Modules isomorphism Studying vector spaces, we can find the well known result that every vector space of dimension $n$ over a field $k$ is isomorphic to $k^n$. Is there a similar theorem for modules?
Thanks guys!
 A: Not really, as a module doesn't necessarily have a basis.  What can be said is that for a module M which has a system of $n$ generators, there exists a surjective homomorphism from $A^n$ to $M$, that sends each vector of the canonical basis of $A^ n$ to one of the generators of $M$.
Actually, if A is a ring, a module which is isomorphic to some $A^n$ is called a finitely generated free A-module. This is not the case in general. For instance, a finite abelian group $G$ is a $\mathbf Z$-module which is certainly not free, since there exists an integer $n$ such that (in additive notation) $ng=0$ for every $g\in G$.
Worse, there exist  non-commutative rings such that $A^m$ is isomorphic to $A^n$ for some $m \neq n$. This is not true for commutative rings and for non-commutative fields (such as the quaternions).
A: The simplest non-field rings are principal ideal domains, for which there is a structure theorem, at least for finitely generated modules.
For example, a finitely generated $\mathbb{Z}$-module (an abelian group) is isomorphic to a direct sum of copies of $\mathbb{Z}$ and $\mathbb{Z}/n\mathbb{Z}$ for various $n$.
Despite PIDs being a very restricted class of rings, this theorem still has fairly broad application.  For example, applying it to the PID $k[X]$ gives the rational and Jordan forms for matrices.

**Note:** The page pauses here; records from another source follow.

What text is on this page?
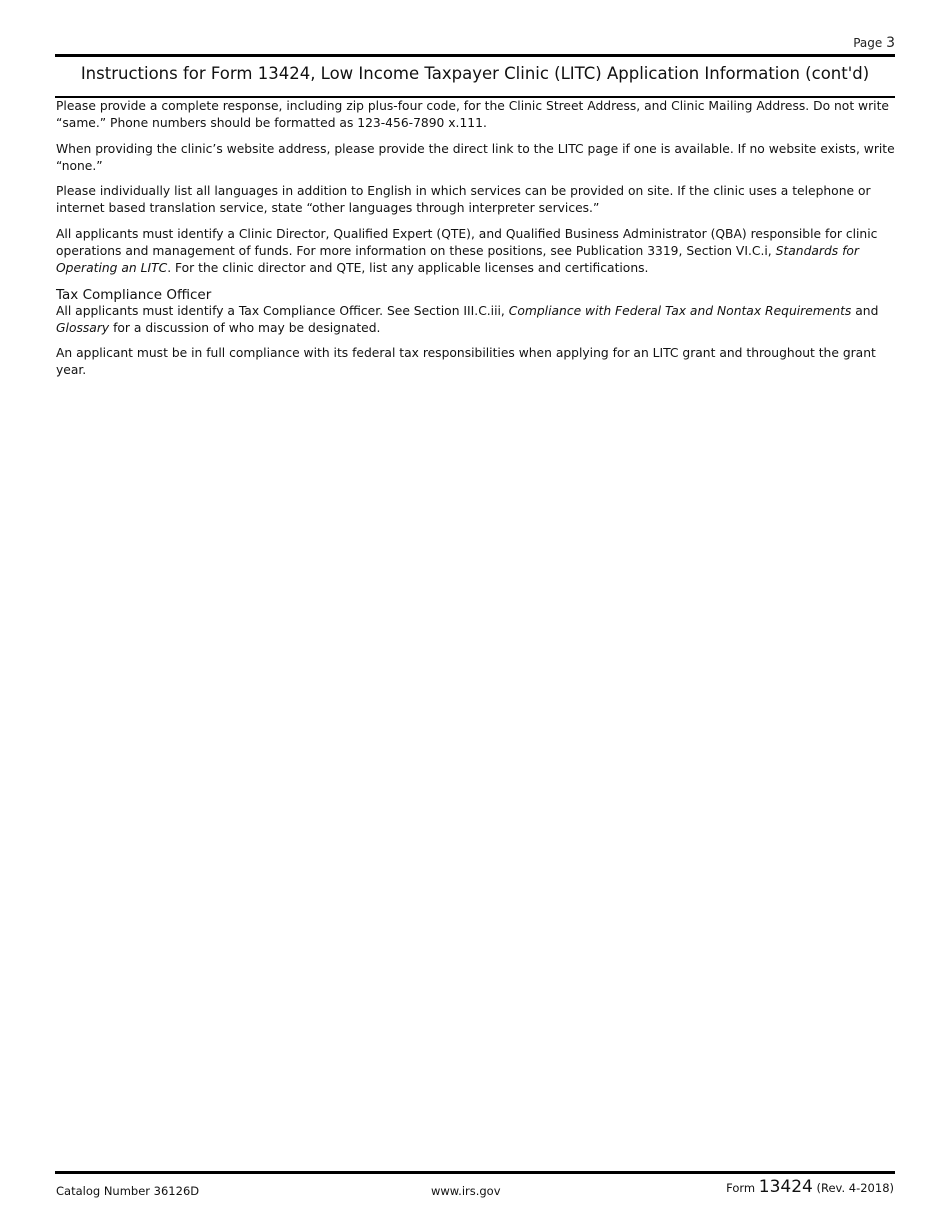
Page 3
Instructions for Form 13424, Low Income Taxpayer Clinic (LITC) Application Information (cont'd)

Please provide a complete response, including zip plus-four code, for the Clinic Street Address, and Clinic Mailing Address. Do not write “same.” Phone numbers should be formatted as 123-456-7890 x.111.

When providing the clinic’s website address, please provide the direct link to the LITC page if one is available. If no website exists, write “none.”

Please individually list all languages in addition to English in which services can be provided on site. If the clinic uses a telephone or internet based translation service, state “other languages through interpreter services.”

All applicants must identify a Clinic Director, Qualified Expert (QTE), and Qualified Business Administrator (QBA) responsible for clinic operations and management of funds. For more information on these positions, see Publication 3319, Section VI.C.i, Standards for Operating an LITC. For the clinic director and QTE, list any applicable licenses and certifications.

Tax Compliance Officer

All applicants must identify a Tax Compliance Officer. See Section III.C.iii, Compliance with Federal Tax and Nontax Requirements and Glossary for a discussion of who may be designated.

An applicant must be in full compliance with its federal tax responsibilities when applying for an LITC grant and throughout the grant year.

Catalog Number 36126D	www.irs.gov	Form 13424 (Rev. 4-2018)
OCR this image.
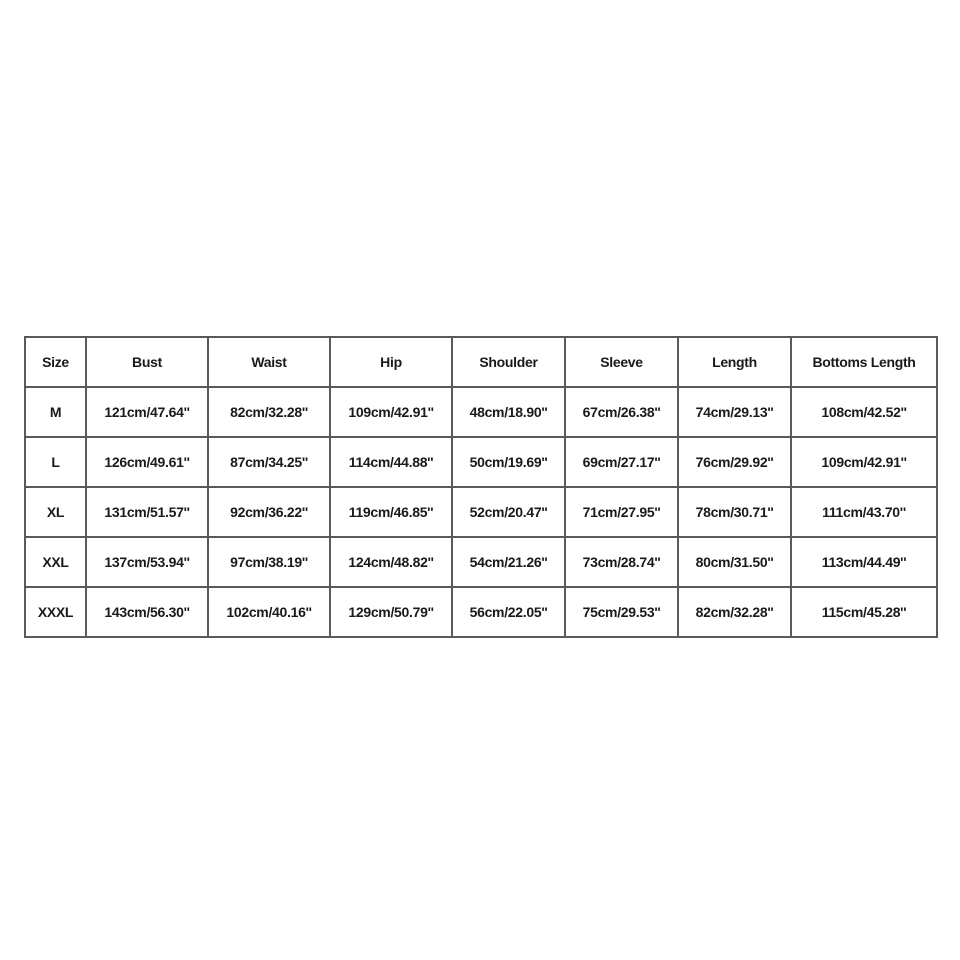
Size	Bust	Waist	Hip	Shoulder	Sleeve	Length	Bottoms Length
M	121cm/47.64''	82cm/32.28''	109cm/42.91''	48cm/18.90''	67cm/26.38''	74cm/29.13''	108cm/42.52''
L	126cm/49.61''	87cm/34.25''	114cm/44.88''	50cm/19.69''	69cm/27.17''	76cm/29.92''	109cm/42.91''
XL	131cm/51.57''	92cm/36.22''	119cm/46.85''	52cm/20.47''	71cm/27.95''	78cm/30.71''	111cm/43.70''
XXL	137cm/53.94''	97cm/38.19''	124cm/48.82''	54cm/21.26''	73cm/28.74''	80cm/31.50''	113cm/44.49''
XXXL	143cm/56.30''	102cm/40.16''	129cm/50.79''	56cm/22.05''	75cm/29.53''	82cm/32.28''	115cm/45.28''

For modules that are not finitely generated, the situation can be quite complicated, even for PIDs.  Take the abelian groups $\mathbb{Q}$ and $\mathbb{Z}_p = \varprojlim \mathbb{Z}/p^k$.  They are both torsion-free but not free, and not so easy to capture in a general structure theorem.  In fact, there are still unanswered questions regarding abelian groups of rank $>1$.
For non-PIDs, the situation may be difficult even for finitely-generated modules.  The failure of unique factorization in Dedekind rings, for example, corresponds to a failure to uniquely decompose modules into irreducibles.  This and other failures point towards the study of abstract properties of modules, e.g. projectivity, flatness.
There are other structure theorems, but it would take a very large amount of space to cover a small percentage of them.  For example, if $G$ is a group, then a $k[G]$-module is just a $k$-representation of $G$.  If $G$ is finite, and $k$ has characteristic $0$, then there is a complete theory of finite-dimensional representations of $G$.  But if $k$ has positive characteristic, then we are in the domain of modular representation theory, which is much more difficult and even an active, current area of research!